12. One method of managing and controlling abuse of a social tariff could be in the establishment of a set amount of energy needed to maintain adequate levels of heat in a standard home. The various householders type/size of properties all have estimated standard energy requirements and these need to be the basis for a social tariff. This would also encourage more effective insulation and energy waste and avoid the consumer using excess and irresponsible amounts of energy.
13. Winter fuel payments and cold weather payments
The continuation of winter fuel payments should be continued but in a different format and the recipients should receive a voucher payable only to the energy company instead of cash. They would be non transferable to avoid any misuse and only refundable by the energy company as part of their annual tax liability.
14. Once it has been established that 100% energy efficient homes have been achieved and social tariffs brought in the number of people in FP can be reconsidered and a decision of the winter fuel payments and cold weather payments can be made. Both at this point in time are essential and are a valuable asset to many of the people in receipt of these. The fact some people sue these for other purposes at the time of issue is one thing but the fact is hat the extra resource does help them.
15. Support for households which are not connected to the mains gas grid
One of the main causes of rural fuel poverty has to be the lack of access to gas supplies. The costs of running pipelines into every part of the country would be expensive to say the least but unless action is taken to reduce the costs of fuel for rural and other non gas properties the problem cannot be solved in a simple way. In the long term we should be setting down a programme of gas line extensions to try and help those not on the main gas networks and this could be funded after the completion of the insulation programme and as this part of the scheme winds down the resources being used for this would be transferred over to the gas pipeline extension project.
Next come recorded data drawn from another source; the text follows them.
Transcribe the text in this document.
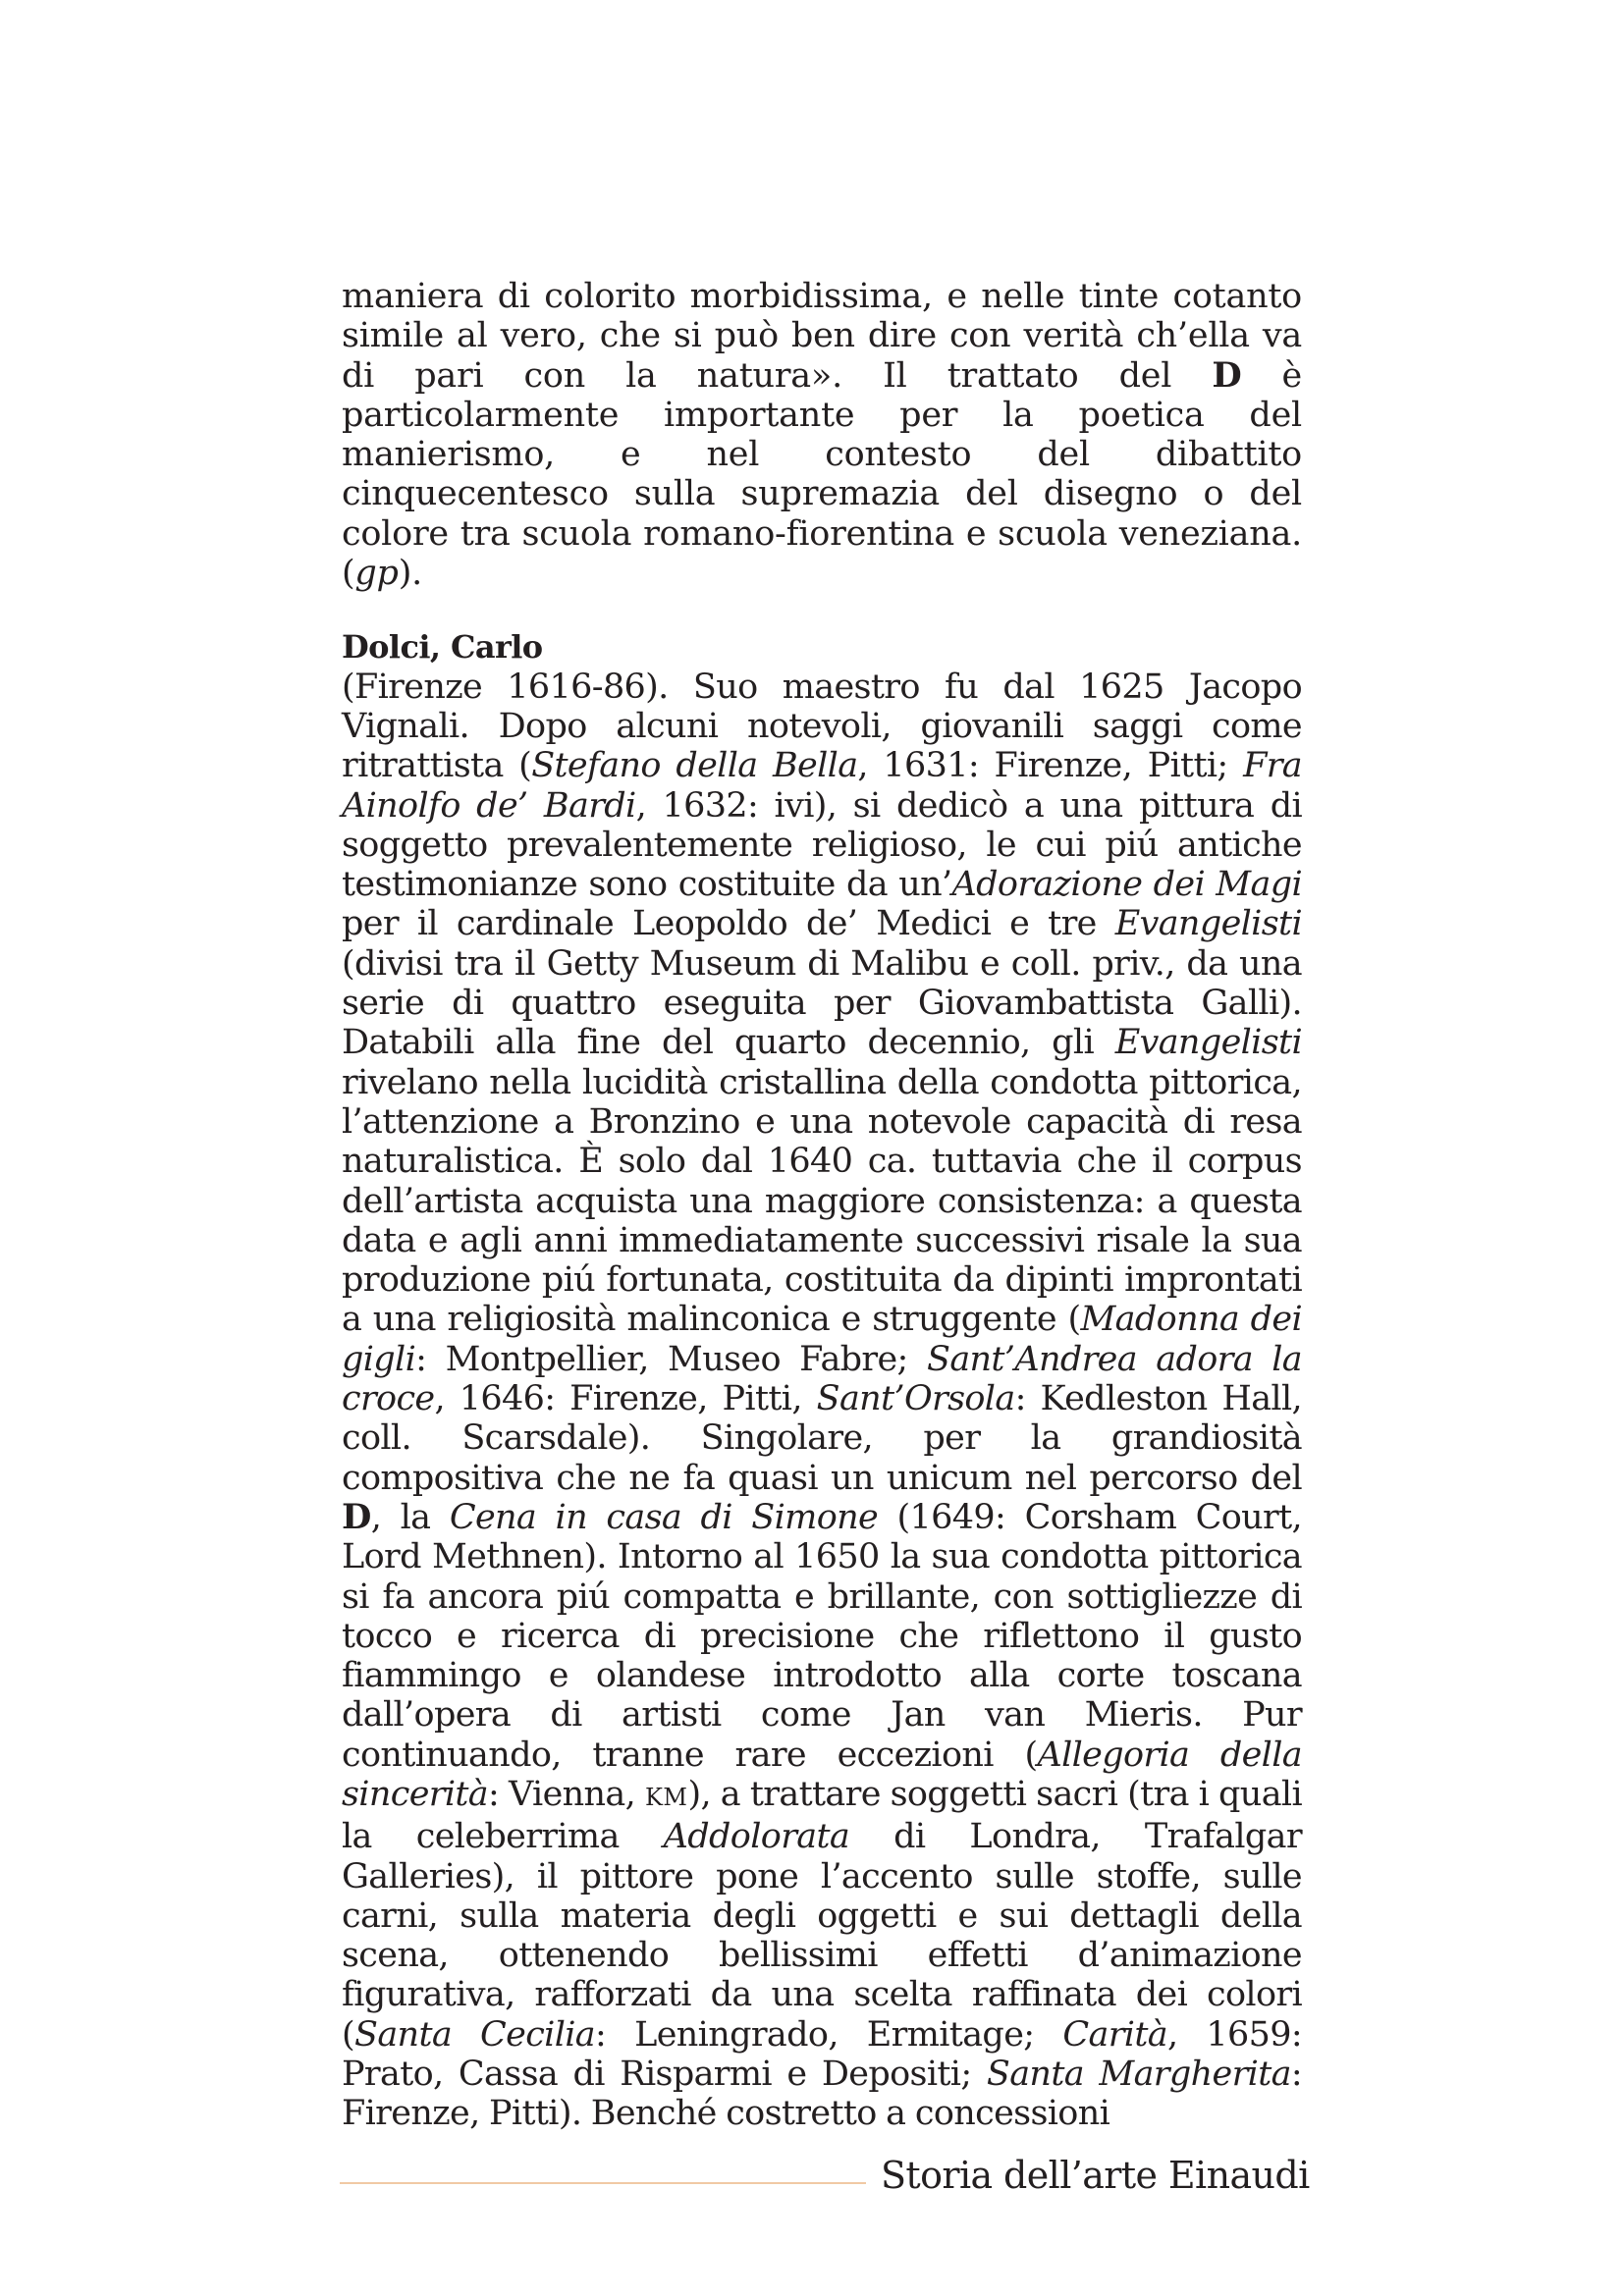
maniera di colorito morbidissima, e nelle tinte cotanto simile al vero, che si può ben dire con verità ch’ella va di pari con la natura». Il trattato del D è particolarmente importante per la poetica del manierismo, e nel contesto del dibattito cinquecentesco sulla supremazia del disegno o del colore tra scuola romano-fiorentina e scuola veneziana. (gp).

Dolci, Carlo

(Firenze 1616-86). Suo maestro fu dal 1625 Jacopo Vignali. Dopo alcuni notevoli, giovanili saggi come ritrattista (Stefano della Bella, 1631: Firenze, Pitti; Fra Ainolfo de’ Bardi, 1632: ivi), si dedicò a una pittura di soggetto prevalentemente religioso, le cui piú antiche testimonianze sono costituite da un’Adorazione dei Magi per il cardinale Leopoldo de’ Medici e tre Evangelisti (divisi tra il Getty Museum di Malibu e coll. priv., da una serie di quattro eseguita per Giovambattista Galli). Databili alla fine del quarto decennio, gli Evangelisti rivelano nella lucidità cristallina della condotta pittorica, l’attenzione a Bronzino e una notevole capacità di resa naturalistica. È solo dal 1640 ca. tuttavia che il corpus dell’artista acquista una maggiore consistenza: a questa data e agli anni immediatamente successivi risale la sua produzione piú fortunata, costituita da dipinti improntati a una religiosità malinconica e struggente (Madonna dei gigli: Montpellier, Museo Fabre; Sant’Andrea adora la croce, 1646: Firenze, Pitti, Sant’Orsola: Kedleston Hall, coll. Scarsdale). Singolare, per la grandiosità compositiva che ne fa quasi un unicum nel percorso del D, la Cena in casa di Simone (1649: Corsham Court, Lord Methnen). Intorno al 1650 la sua condotta pittorica si fa ancora piú compatta e brillante, con sottigliezze di tocco e ricerca di precisione che riflettono il gusto fiammingo e olandese introdotto alla corte toscana dall’opera di artisti come Jan van Mieris. Pur continuando, tranne rare eccezioni (Allegoria della sincerità: Vienna, KM), a trattare soggetti sacri (tra i quali la celeberrima Addolorata di Londra, Trafalgar Galleries), il pittore pone l’accento sulle stoffe, sulle carni, sulla materia degli oggetti e sui dettagli della scena, ottenendo bellissimi effetti d’animazione figurativa, rafforzati da una scelta raffinata dei colori (Santa Cecilia: Leningrado, Ermitage; Carità, 1659: Prato, Cassa di Risparmi e Depositi; Santa Margherita: Firenze, Pitti). Benché costretto a concessioni

Storia dell’arte Einaudi
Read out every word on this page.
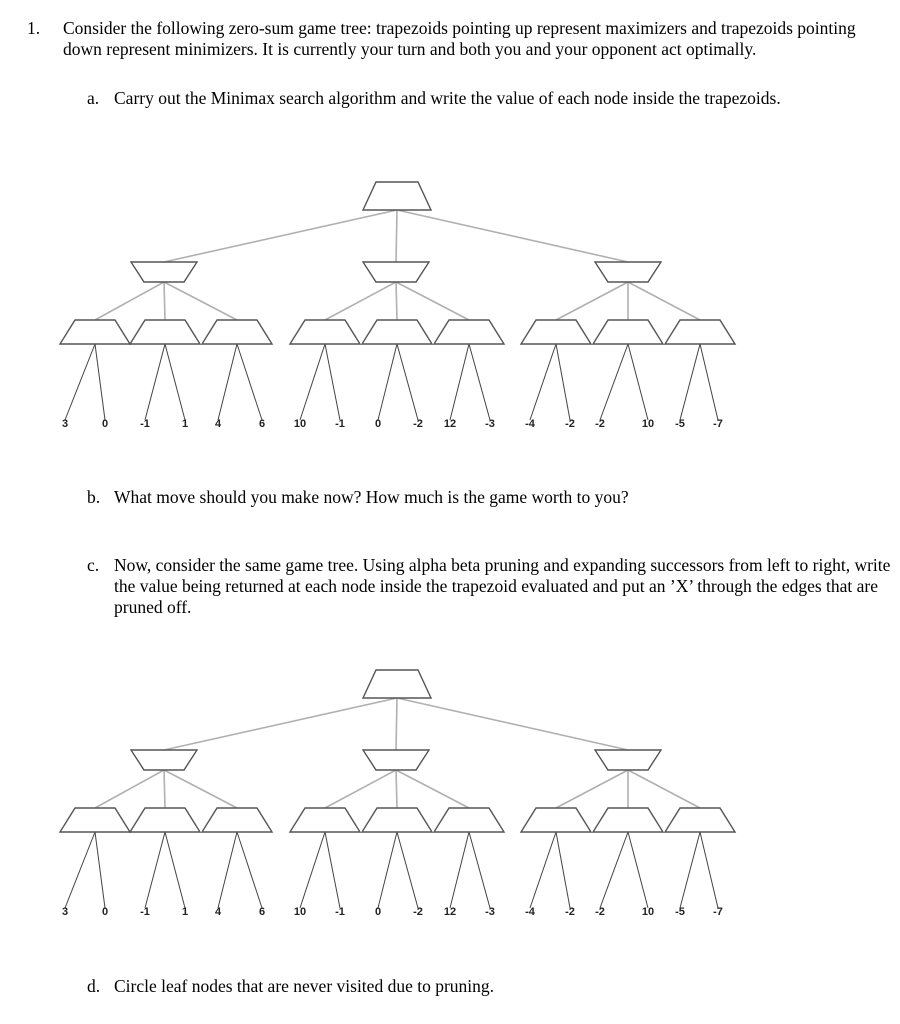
1. Consider the following zero-sum game tree: trapezoids pointing up represent maximizers and trapezoids pointing down represent minimizers. It is currently your turn and both you and your opponent act optimally.

a. Carry out the Minimax search algorithm and write the value of each node inside the trapezoids.
3	0	-1	1 4	6	10	-1	0	-2 12	-3	-4	-2 -2	10 -5	-7
b. What move should you make now? How much is the game worth to you?
c. Now, consider the same game tree. Using alpha beta pruning and expanding successors from left to right, write the value being returned at each node inside the trapezoid evaluated and put an ’X’ through the edges that are pruned off.
3	0	-1	1 4	6	10	-1	0	-2 12	-3	-4	-2 -2	10 -5	-7
d. Circle leaf nodes that are never visited due to pruning.
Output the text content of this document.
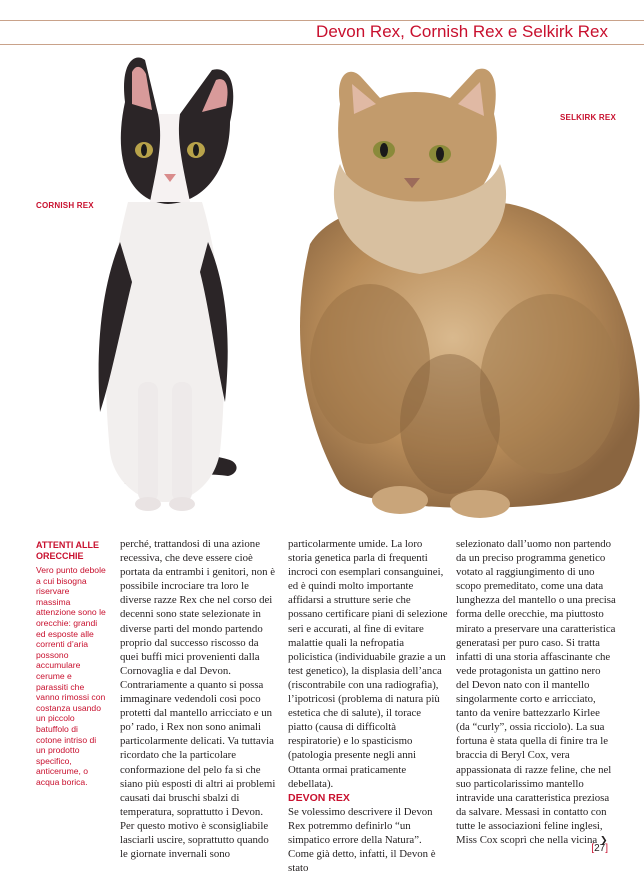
Devon Rex, Cornish Rex e Selkirk Rex
CORNISH REX
SELKIRK REX
ATTENTI ALLE ORECCHIE
Vero punto debole a cui bisogna riservare massima attenzione sono le orecchie: grandi ed esposte alle correnti d’aria possono accumulare cerume e parassiti che vanno rimossi con costanza usando un piccolo batuffolo di cotone intriso di un prodotto specifico, anticerume, o acqua borica.

perché, trattandosi di una azione recessiva, che deve essere cioè portata da entrambi i genitori, non è possibile incrociare tra loro le diverse razze Rex che nel corso dei decenni sono state selezionate in diverse parti del mondo partendo proprio dal successo riscosso da quei buffi mici provenienti dalla Cornovaglia e dal Devon.

Contrariamente a quanto si possa immaginare vedendoli così poco protetti dal mantello arricciato e un po’ rado, i Rex non sono animali particolarmente delicati. Va tuttavia ricordato che la particolare conformazione del pelo fa sì che siano più esposti di altri ai problemi causati dai bruschi sbalzi di temperatura, soprattutto i Devon. Per questo motivo è sconsigliabile lasciarli uscire, soprattutto quando le giornate invernali sono

particolarmente umide. La loro storia genetica parla di frequenti incroci con esemplari consanguinei, ed è quindi molto importante affidarsi a strutture serie che possano certificare piani di selezione seri e accurati, al fine di evitare malattie quali la nefropatia policistica (individuabile grazie a un test genetico), la displasia dell’anca (riscontrabile con una radiografia), l’ipotricosi (problema di natura più estetica che di salute), il torace piatto (causa di difficoltà respiratorie) e lo spasticismo (patologia presente negli anni Ottanta ormai praticamente debellata).

DEVON REX

Se volessimo descrivere il Devon Rex potremmo definirlo “un simpatico errore della Natura”. Come già detto, infatti, il Devon è stato

selezionato dall’uomo non partendo da un preciso programma genetico votato al raggiungimento di uno scopo premeditato, come una data lunghezza del mantello o una precisa forma delle orecchie, ma piuttosto mirato a preservare una caratteristica generatasi per puro caso. Si tratta infatti di una storia affascinante che vede protagonista un gattino nero del Devon nato con il mantello singolarmente corto e arricciato, tanto da venire battezzarlo Kirlee (da “curly”, ossia ricciolo). La sua fortuna è stata quella di finire tra le braccia di Beryl Cox, vera appassionata di razze feline, che nel suo particolarissimo mantello intravide una caratteristica preziosa da salvare. Messasi in contatto con tutte le associazioni feline inglesi, Miss Cox scoprì che nella vicina ❯

[27]
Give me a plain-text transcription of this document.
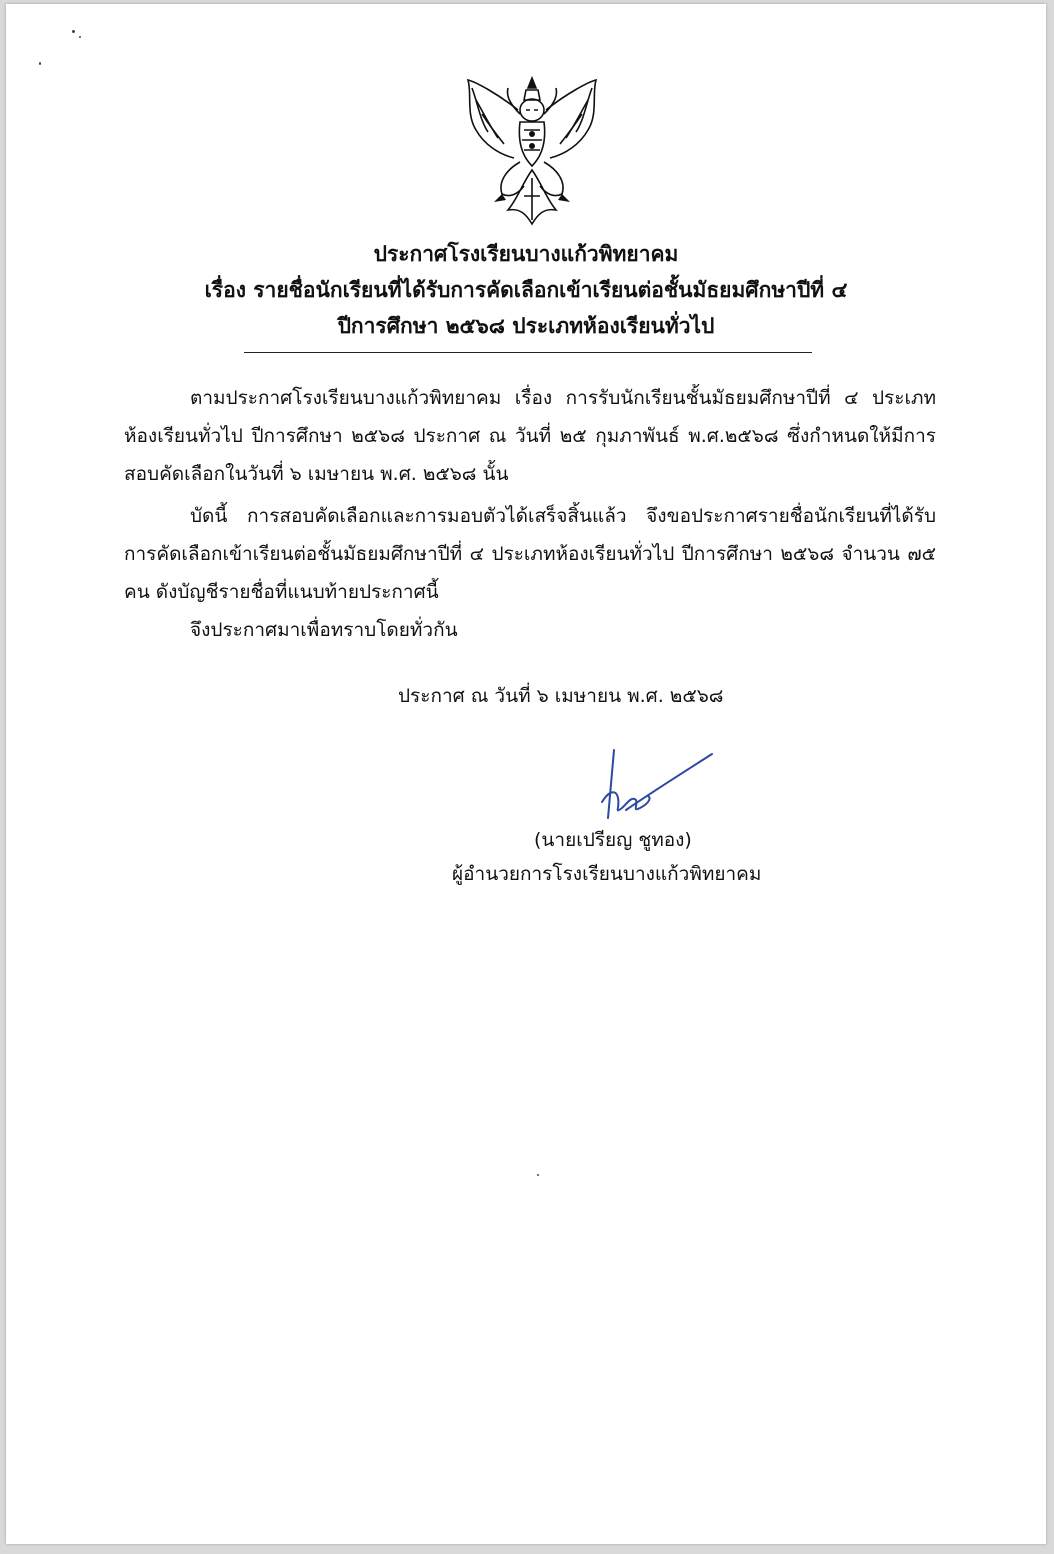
ประกาศโรงเรียนบางแก้วพิทยาคม
เรื่อง รายชื่อนักเรียนที่ได้รับการคัดเลือกเข้าเรียนต่อชั้นมัธยมศึกษาปีที่ ๔
ปีการศึกษา ๒๕๖๘ ประเภทห้องเรียนทั่วไป
ตามประกาศโรงเรียนบางแก้วพิทยาคม เรื่อง การรับนักเรียนชั้นมัธยมศึกษาปีที่ ๔ ประเภทห้องเรียนทั่วไป ปีการศึกษา ๒๕๖๘ ประกาศ ณ วันที่ ๒๕ กุมภาพันธ์ พ.ศ.๒๕๖๘ ซึ่งกำหนดให้มีการสอบคัดเลือกในวันที่ ๖ เมษายน พ.ศ. ๒๕๖๘ นั้น
บัดนี้ การสอบคัดเลือกและการมอบตัวได้เสร็จสิ้นแล้ว จึงขอประกาศรายชื่อนักเรียนที่ได้รับการคัดเลือกเข้าเรียนต่อชั้นมัธยมศึกษาปีที่ ๔ ประเภทห้องเรียนทั่วไป ปีการศึกษา ๒๕๖๘ จำนวน ๗๕ คน ดังบัญชีรายชื่อที่แนบท้ายประกาศนี้
จึงประกาศมาเพื่อทราบโดยทั่วกัน
ประกาศ ณ วันที่ ๖ เมษายน พ.ศ. ๒๕๖๘
(นายเปรียญ ชูทอง)
ผู้อำนวยการโรงเรียนบางแก้วพิทยาคม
In the meanwhile it should be considered another priority to develop and install renewable energy systems for individual properties or in the case of clusters of homes community energy schemes. With the organisations such as the New and Renewable Energy Centre (NaREC), EST and NEA working together a simplified project design and build system could be developed for every property off the gas main areas.
16. These would be either air or ground source heat pumps, solar, PV or wind turbine options depending on restrictions in National Trust or National Park areas or areas with planning restrictions.